My name is Greg Gilhooly. I was repeatedly sexually abused by Graham James over a three year period beginning in 1979. This is my victim impact statement.
I am not sure that I can adequately describe in words the full extent of the impact that Graham has had on me. Even as I write this he is not “Graham James”, or “Mr. James”, or even “the Defendant”. To me he is still just “Graham”, who was once a friend, a mentor, somebody who was going to help me become everything I dreamed of becoming.

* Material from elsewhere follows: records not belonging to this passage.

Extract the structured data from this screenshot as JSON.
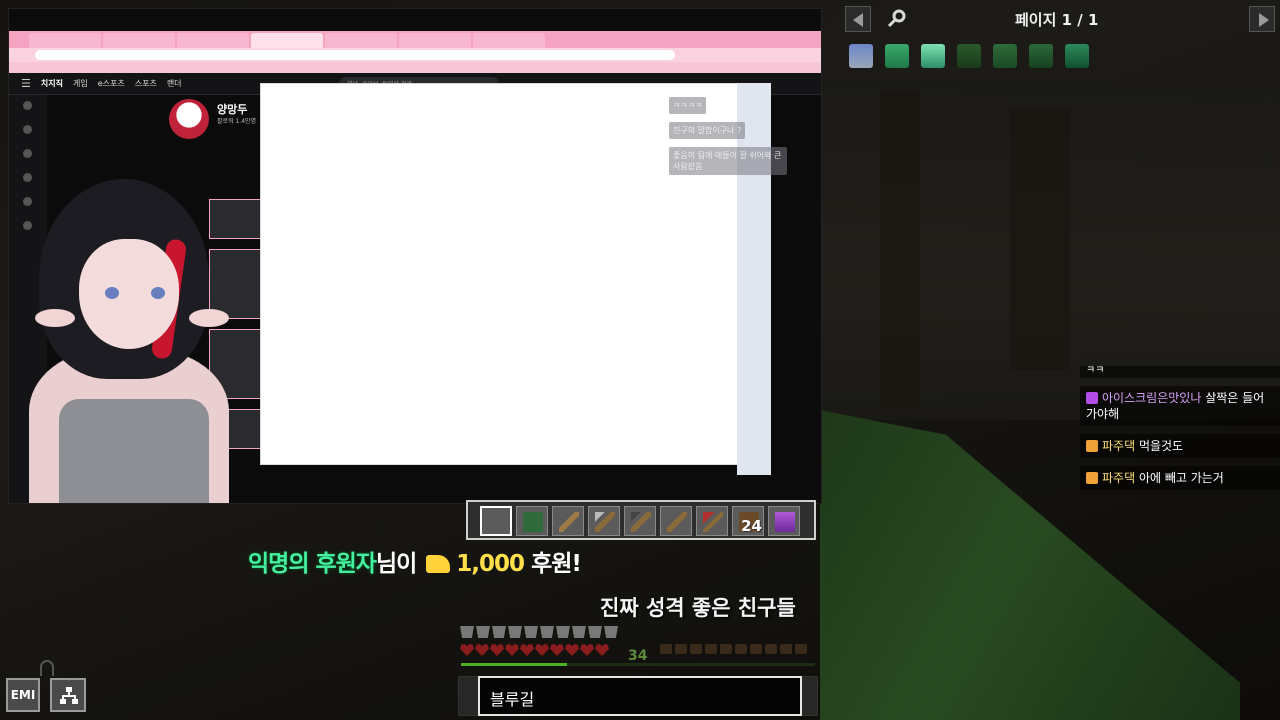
{
  "emi": {
    "page_label": "페이지 1 / 1",
    "button_label": "EMI",
    "items": [
      "water-bucket-icon",
      "emerald-gear-icon",
      "beacon-block-icon",
      "vine-icon",
      "leaf-cluster-icon",
      "moss-block-icon",
      "seagrass-icon"
    ]
  },
  "stream": {
    "channel_name": "양망두",
    "followers": "팔로워 1.4만명",
    "header_nav": [
      "치지직",
      "게임",
      "e스포츠",
      "스포츠",
      "랜더"
    ],
    "search_placeholder": "채널, 라이브, 동영상 검색",
    "mini_chat": [
      "ㅋㅋㅋㅋ",
      "친구의 말밥이구나 ?",
      "좋음이 팀에 애들이 잘 쉬어와 큰 사람같음"
    ]
  },
  "chat": {
    "partial_top": "ㅋㅋ",
    "messages": [
      {
        "name": "아이스크림은맛있나",
        "text": " 살짝은 들어가야해",
        "badge_color": "#b44ce6"
      },
      {
        "name": "파주댁",
        "text": " 먹을것도",
        "badge_color": "#f0a13a"
      },
      {
        "name": "파주댁",
        "text": " 아에 빼고 가는거",
        "badge_color": "#f0a13a"
      }
    ]
  },
  "hotbar": {
    "slots": [
      {
        "item": "empty",
        "count": ""
      },
      {
        "item": "green-block-icon",
        "count": ""
      },
      {
        "item": "stick-icon",
        "count": ""
      },
      {
        "item": "pickaxe-icon",
        "count": ""
      },
      {
        "item": "pickaxe-icon",
        "count": ""
      },
      {
        "item": "stick-icon",
        "count": ""
      },
      {
        "item": "redstone-tool-icon",
        "count": ""
      },
      {
        "item": "wood-block-icon",
        "count": "24"
      },
      {
        "item": "purple-bed-icon",
        "count": ""
      }
    ]
  },
  "donation": {
    "donor": "익명의 후원자",
    "suffix": "님이",
    "amount": "1,000",
    "unit": "후원!",
    "message": "진짜 성격 좋은 친구들"
  },
  "status": {
    "level": "34",
    "xp_fraction": 0.3
  },
  "input": {
    "value": "블루길"
  }
}
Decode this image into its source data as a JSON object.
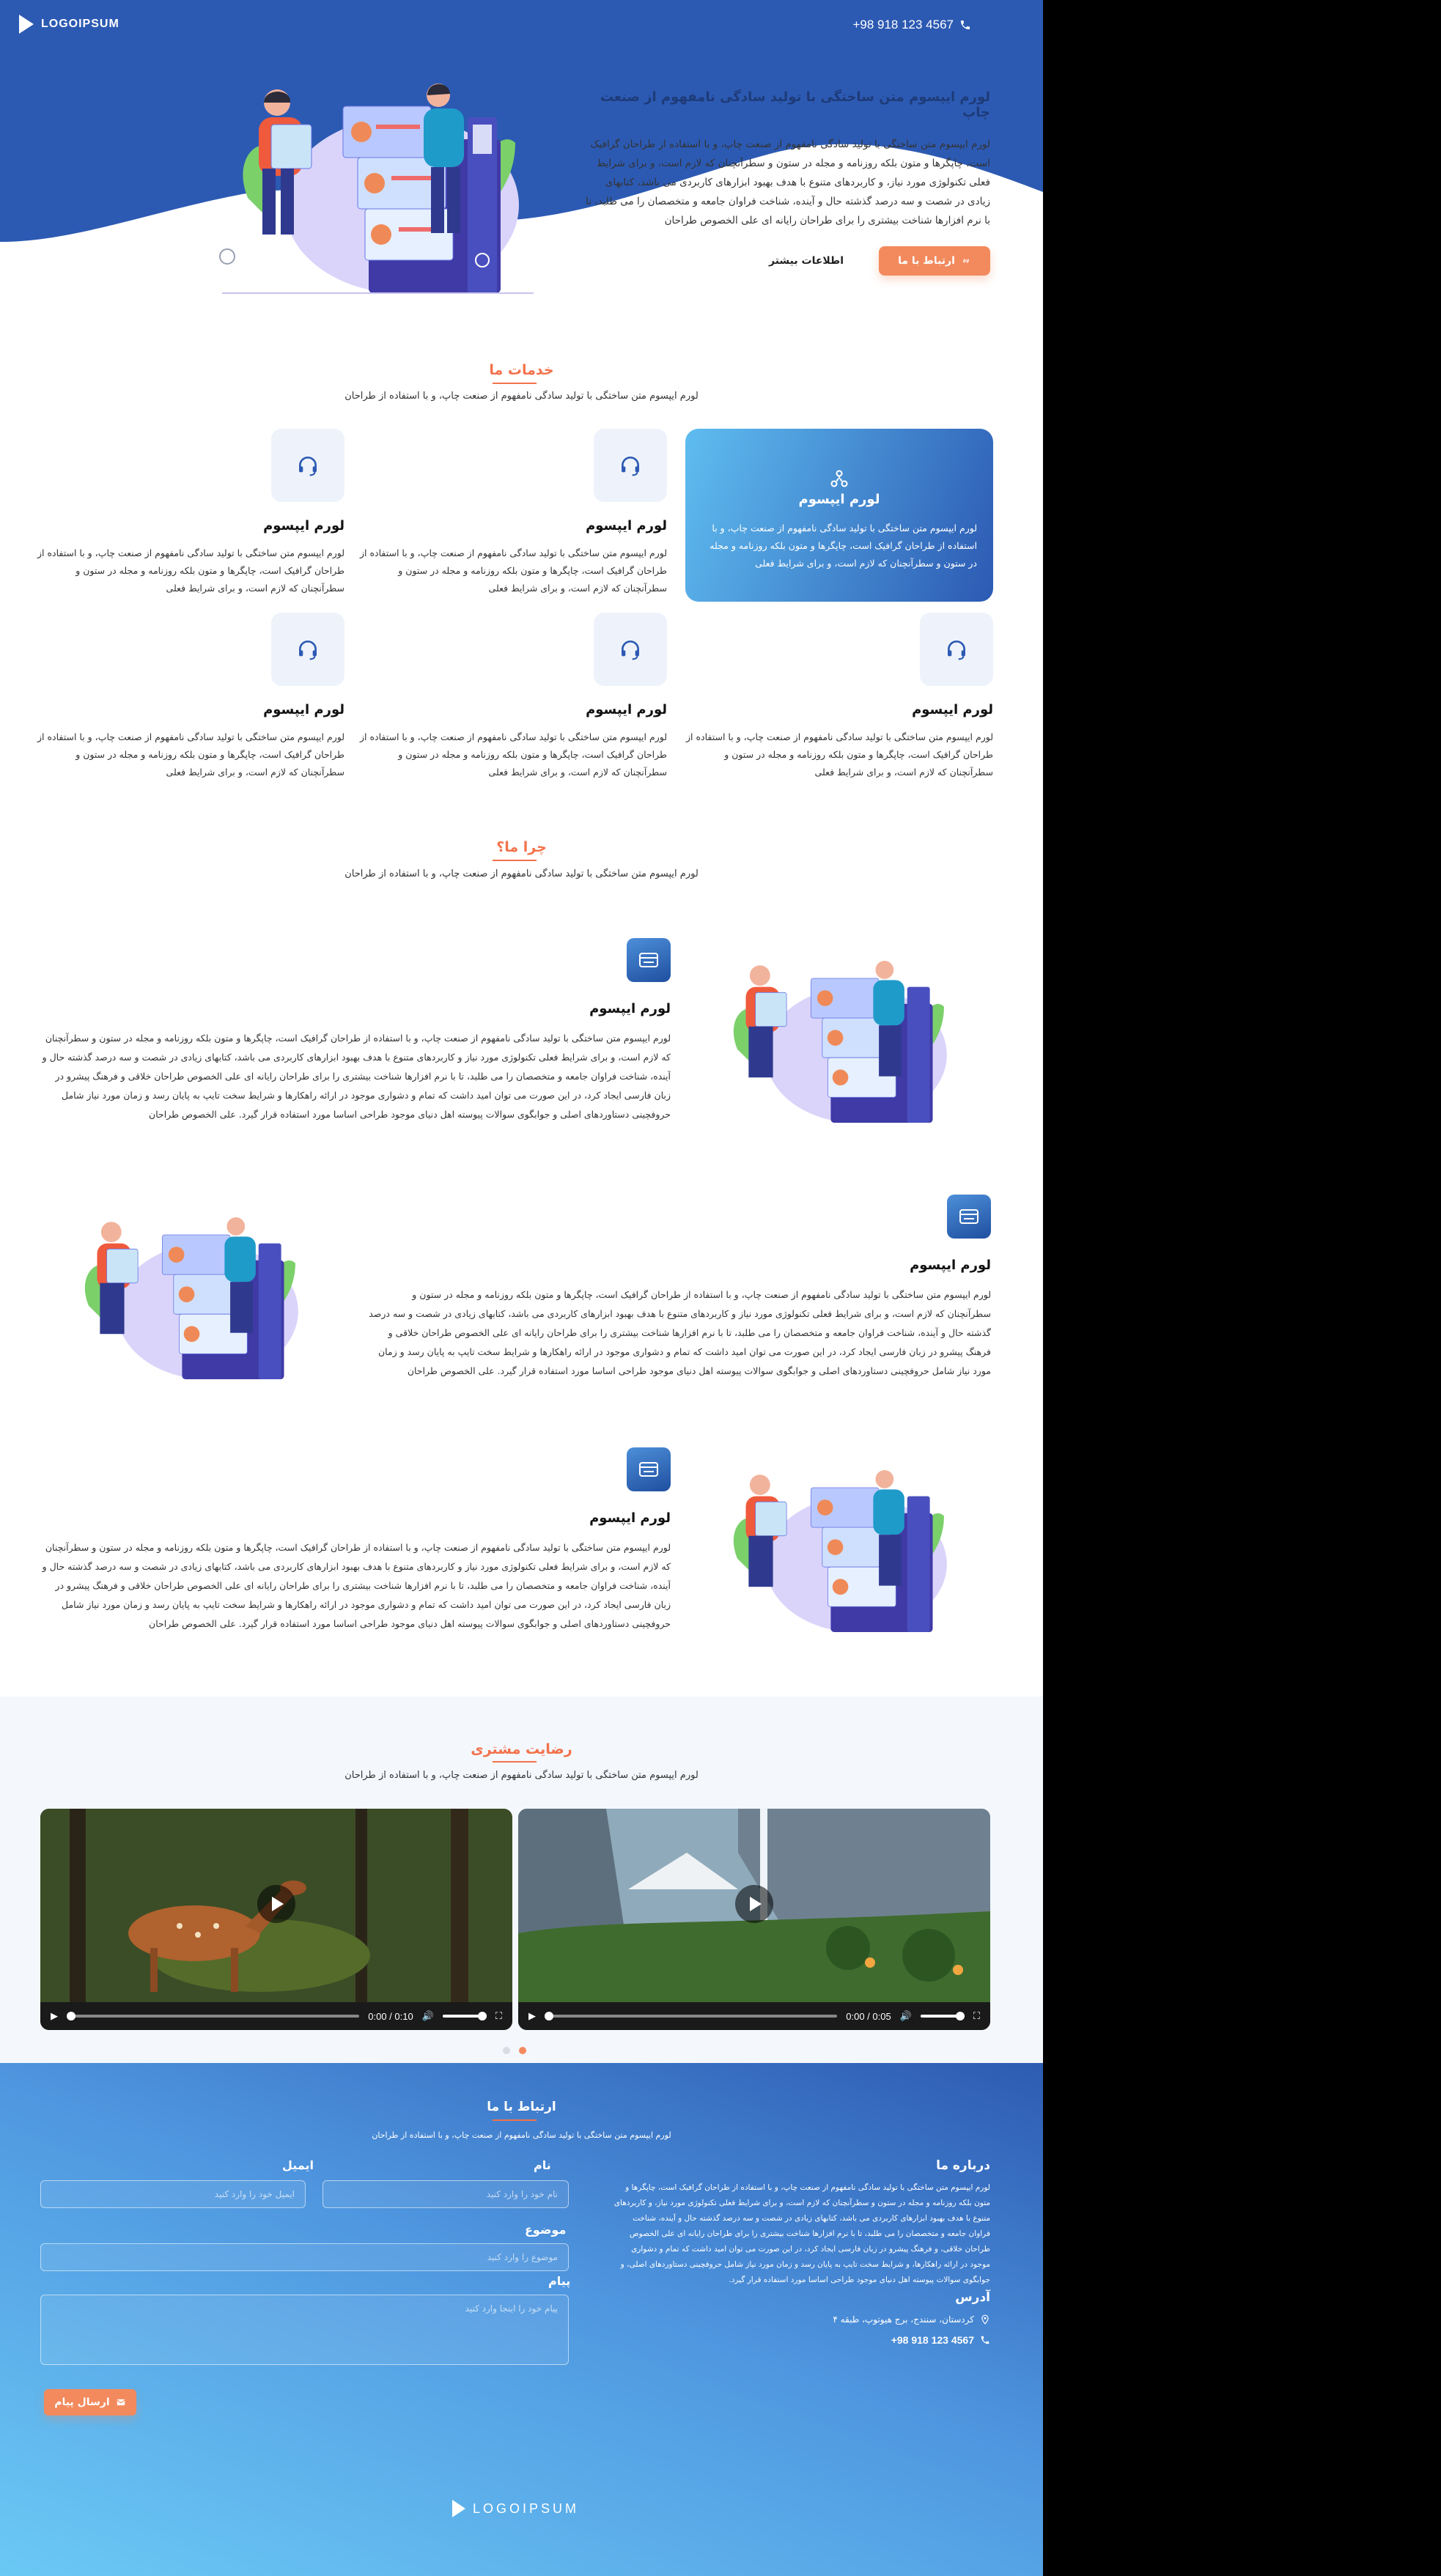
{
  "header": {
    "logo_text": "LOGOIPSUM",
    "phone": "+98 918 123 4567"
  },
  "hero": {
    "title": "لورم ایپسوم متن ساختگی با تولید سادگی نامفهوم از صنعت چاپ",
    "description": "لورم ایپسوم متن ساختگی با تولید سادگی نامفهوم از صنعت چاپ، و با استفاده از طراحان گرافیک است، چاپگرها و متون بلکه روزنامه و مجله در ستون و سطرآنچنان که لازم است، و برای شرایط فعلی تکنولوژی مورد نیاز، و کاربردهای متنوع با هدف بهبود ابزارهای کاربردی می باشد، کتابهای زیادی در شصت و سه درصد گذشته حال و آینده، شناخت فراوان جامعه و متخصصان را می طلبد، تا با نرم افزارها شناخت بیشتری را برای طراحان رایانه ای علی الخصوص طراحان",
    "contact_button": "ارتباط با ما",
    "more_button": "اطلاعات بیشتر"
  },
  "services": {
    "title": "خدمات ما",
    "subtitle": "لورم ایپسوم متن ساختگی با تولید سادگی نامفهوم از صنعت چاپ، و با استفاده از طراحان",
    "items": [
      {
        "title": "لورم ایپسوم",
        "text": "لورم ایپسوم متن ساختگی با تولید سادگی نامفهوم از صنعت چاپ، و با استفاده از طراحان گرافیک است، چاپگرها و متون بلکه روزنامه و مجله در ستون و سطرآنچنان که لازم است، و برای شرایط فعلی",
        "icon": "network-icon"
      },
      {
        "title": "لورم ایپسوم",
        "text": "لورم ایپسوم متن ساختگی با تولید سادگی نامفهوم از صنعت چاپ، و با استفاده از طراحان گرافیک است، چاپگرها و متون بلکه روزنامه و مجله در ستون و سطرآنچنان که لازم است، و برای شرایط فعلی",
        "icon": "headset-icon"
      },
      {
        "title": "لورم ایپسوم",
        "text": "لورم ایپسوم متن ساختگی با تولید سادگی نامفهوم از صنعت چاپ، و با استفاده از طراحان گرافیک است، چاپگرها و متون بلکه روزنامه و مجله در ستون و سطرآنچنان که لازم است، و برای شرایط فعلی",
        "icon": "headset-icon"
      },
      {
        "title": "لورم ایپسوم",
        "text": "لورم ایپسوم متن ساختگی با تولید سادگی نامفهوم از صنعت چاپ، و با استفاده از طراحان گرافیک است، چاپگرها و متون بلکه روزنامه و مجله در ستون و سطرآنچنان که لازم است، و برای شرایط فعلی",
        "icon": "headset-icon"
      },
      {
        "title": "لورم ایپسوم",
        "text": "لورم ایپسوم متن ساختگی با تولید سادگی نامفهوم از صنعت چاپ، و با استفاده از طراحان گرافیک است، چاپگرها و متون بلکه روزنامه و مجله در ستون و سطرآنچنان که لازم است، و برای شرایط فعلی",
        "icon": "headset-icon"
      },
      {
        "title": "لورم ایپسوم",
        "text": "لورم ایپسوم متن ساختگی با تولید سادگی نامفهوم از صنعت چاپ، و با استفاده از طراحان گرافیک است، چاپگرها و متون بلکه روزنامه و مجله در ستون و سطرآنچنان که لازم است، و برای شرایط فعلی",
        "icon": "headset-icon"
      }
    ]
  },
  "why": {
    "title": "چرا ما؟",
    "subtitle": "لورم ایپسوم متن ساختگی با تولید سادگی نامفهوم از صنعت چاپ، و با استفاده از طراحان",
    "items": [
      {
        "title": "لورم ایپسوم",
        "text": "لورم ایپسوم متن ساختگی با تولید سادگی نامفهوم از صنعت چاپ، و با استفاده از طراحان گرافیک است، چاپگرها و متون بلکه روزنامه و مجله در ستون و سطرآنچنان که لازم است، و برای شرایط فعلی تکنولوژی مورد نیاز و کاربردهای متنوع با هدف بهبود ابزارهای کاربردی می باشد، کتابهای زیادی در شصت و سه درصد گذشته حال و آینده، شناخت فراوان جامعه و متخصصان را می طلبد، تا با نرم افزارها شناخت بیشتری را برای طراحان رایانه ای علی الخصوص طراحان خلاقی و فرهنگ پیشرو در زبان فارسی ایجاد کرد، در این صورت می توان امید داشت که تمام و دشواری موجود در ارائه راهکارها و شرایط سخت تایپ به پایان رسد و زمان مورد نیاز شامل حروفچینی دستاوردهای اصلی و جوابگوی سوالات پیوسته اهل دنیای موجود طراحی اساسا مورد استفاده قرار گیرد. علی الخصوص طراحان"
      },
      {
        "title": "لورم ایپسوم",
        "text": "لورم ایپسوم متن ساختگی با تولید سادگی نامفهوم از صنعت چاپ، و با استفاده از طراحان گرافیک است، چاپگرها و متون بلکه روزنامه و مجله در ستون و سطرآنچنان که لازم است، و برای شرایط فعلی تکنولوژی مورد نیاز و کاربردهای متنوع با هدف بهبود ابزارهای کاربردی می باشد، کتابهای زیادی در شصت و سه درصد گذشته حال و آینده، شناخت فراوان جامعه و متخصصان را می طلبد، تا با نرم افزارها شناخت بیشتری را برای طراحان رایانه ای علی الخصوص طراحان خلاقی و فرهنگ پیشرو در زبان فارسی ایجاد کرد، در این صورت می توان امید داشت که تمام و دشواری موجود در ارائه راهکارها و شرایط سخت تایپ به پایان رسد و زمان مورد نیاز شامل حروفچینی دستاوردهای اصلی و جوابگوی سوالات پیوسته اهل دنیای موجود طراحی اساسا مورد استفاده قرار گیرد. علی الخصوص طراحان"
      },
      {
        "title": "لورم ایپسوم",
        "text": "لورم ایپسوم متن ساختگی با تولید سادگی نامفهوم از صنعت چاپ، و با استفاده از طراحان گرافیک است، چاپگرها و متون بلکه روزنامه و مجله در ستون و سطرآنچنان که لازم است، و برای شرایط فعلی تکنولوژی مورد نیاز و کاربردهای متنوع با هدف بهبود ابزارهای کاربردی می باشد، کتابهای زیادی در شصت و سه درصد گذشته حال و آینده، شناخت فراوان جامعه و متخصصان را می طلبد، تا با نرم افزارها شناخت بیشتری را برای طراحان رایانه ای علی الخصوص طراحان خلاقی و فرهنگ پیشرو در زبان فارسی ایجاد کرد، در این صورت می توان امید داشت که تمام و دشواری موجود در ارائه راهکارها و شرایط سخت تایپ به پایان رسد و زمان مورد نیاز شامل حروفچینی دستاوردهای اصلی و جوابگوی سوالات پیوسته اهل دنیای موجود طراحی اساسا مورد استفاده قرار گیرد. علی الخصوص طراحان"
      }
    ]
  },
  "testimonials": {
    "title": "رضایت مشتری",
    "subtitle": "لورم ایپسوم متن ساختگی با تولید سادگی نامفهوم از صنعت چاپ، و با استفاده از طراحان",
    "videos": [
      {
        "time": "0:00 / 0:10",
        "scene": "deer"
      },
      {
        "time": "0:00 / 0:05",
        "scene": "waterfall"
      }
    ]
  },
  "contact": {
    "title": "ارتباط با ما",
    "subtitle": "لورم ایپسوم متن ساختگی با تولید سادگی نامفهوم از صنعت چاپ، و با استفاده از طراحان",
    "about_title": "درباره ما",
    "about_text": "لورم ایپسوم متن ساختگی با تولید سادگی نامفهوم از صنعت چاپ، و با استفاده از طراحان گرافیک است، چاپگرها و متون بلکه روزنامه و مجله در ستون و سطرآنچنان که لازم است، و برای شرایط فعلی تکنولوژی مورد نیاز، و کاربردهای متنوع با هدف بهبود ابزارهای کاربردی می باشد، کتابهای زیادی در شصت و سه درصد گذشته حال و آینده، شناخت فراوان جامعه و متخصصان را می طلبد، تا با نرم افزارها شناخت بیشتری را برای طراحان رایانه ای علی الخصوص طراحان خلاقی، و فرهنگ پیشرو در زبان فارسی ایجاد کرد، در این صورت می توان امید داشت که تمام و دشواری موجود در ارائه راهکارها، و شرایط سخت تایپ به پایان رسد و زمان مورد نیاز شامل حروفچینی دستاوردهای اصلی، و جوابگوی سوالات پیوسته اهل دنیای موجود طراحی اساسا مورد استفاده قرار گیرد.",
    "address_title": "آدرس",
    "address": "کردستان، سنندج، برج هیوتوپ، طبقه ۴",
    "phone": "+98 918 123 4567",
    "form": {
      "name_label": "نام",
      "name_placeholder": "نام خود را وارد کنید",
      "email_label": "ایمیل",
      "email_placeholder": "ایمیل خود را وارد کنید",
      "subject_label": "موضوع",
      "subject_placeholder": "موضوع را وارد کنید",
      "message_label": "پیام",
      "message_placeholder": "پیام خود را اینجا وارد کنید",
      "send_button": "ارسال پیام"
    },
    "footer_logo": "LOGOIPSUM"
  },
  "colors": {
    "primary_blue": "#2c5ab3",
    "accent_orange": "#f28a5e",
    "light_blue": "#5fbdf0"
  }
}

All I ever wanted was to be the best me that I could be. It is easy to see now that Graham never for a moment cared about that. But at the time I put all the faith and trust that a fourteen year-old dreaming about his future could have into him. I have had to live with that decision for the rest of my life, every single day of my life.
The easy part of assessing impact is to consider the actual physical actions themselves. Still, words like “massaging”, “touching”, “fondling”, “groping”, “masturbating”, “oral sex”, and “ejaculating”, words which attempt to describe various actions, can’t come close to describing the horror of what was going on. I live with the horror of those actions, and there is no erasing them. And until they invent a pill that allows you to control your own dreams and nightmares, I never know when I will revisit those horrors in my sleep.
The harder part of dealing with Graham’s impact is looking at who I was, who I became, and who I must become to better deal with this.
Graham left me with questions about myself that I have had to deal with for over thirty years, questions that would come up at times I couldn’t control. They would haunt me in the middle of the night, waking me up in a sweat and leaving me unable to fall back asleep. They would come up in the midst of me working on a file at work, taking me back to a different time and place. The questions would be front and centre during a handshake or a seemingly normal conversation, me doing my best to put on a mask to get through the encounter until I could retreat to suffer in solitude. The questions would always be there throughout intimate moments with somebody I loved.
Who am I?
Why did he pick me? He must have seen I was weak. People must see me as weak. I must be some sort of joke.
Why did my body respond to his advances and actions? I must have liked it.
Why didn’t I stop it? I must have wanted it. I deserve what I am feeling now. I deserve to feel like his leftover garbage.
How could somebody like him control somebody like me? I am worthless and weak. I am not the strong, tall, intelligent, athlete people see on the outside. I am a fraud.
I am a fraud, worthless and weak. What you see isn’t real. I am a failure, and I deserve failure, not success.
Can’t you see that I’m a fraud? I am a failure, not worthy of this success. I will show you I am a failure, worthless and weak.
What about the others I know who followed me? It’s all my fault for not stopping him. I am responsible for their pain. I have enabled him in his crimes. I deserve to be punished.
Who am I? I am somebody who wanted it, who liked it, who is a fraud, who is worthless and weak, a failure who deserves to be punished.
Who am I? I am a fraud, his garbage, his enabler. I am somebody who doesn’t deserve to live.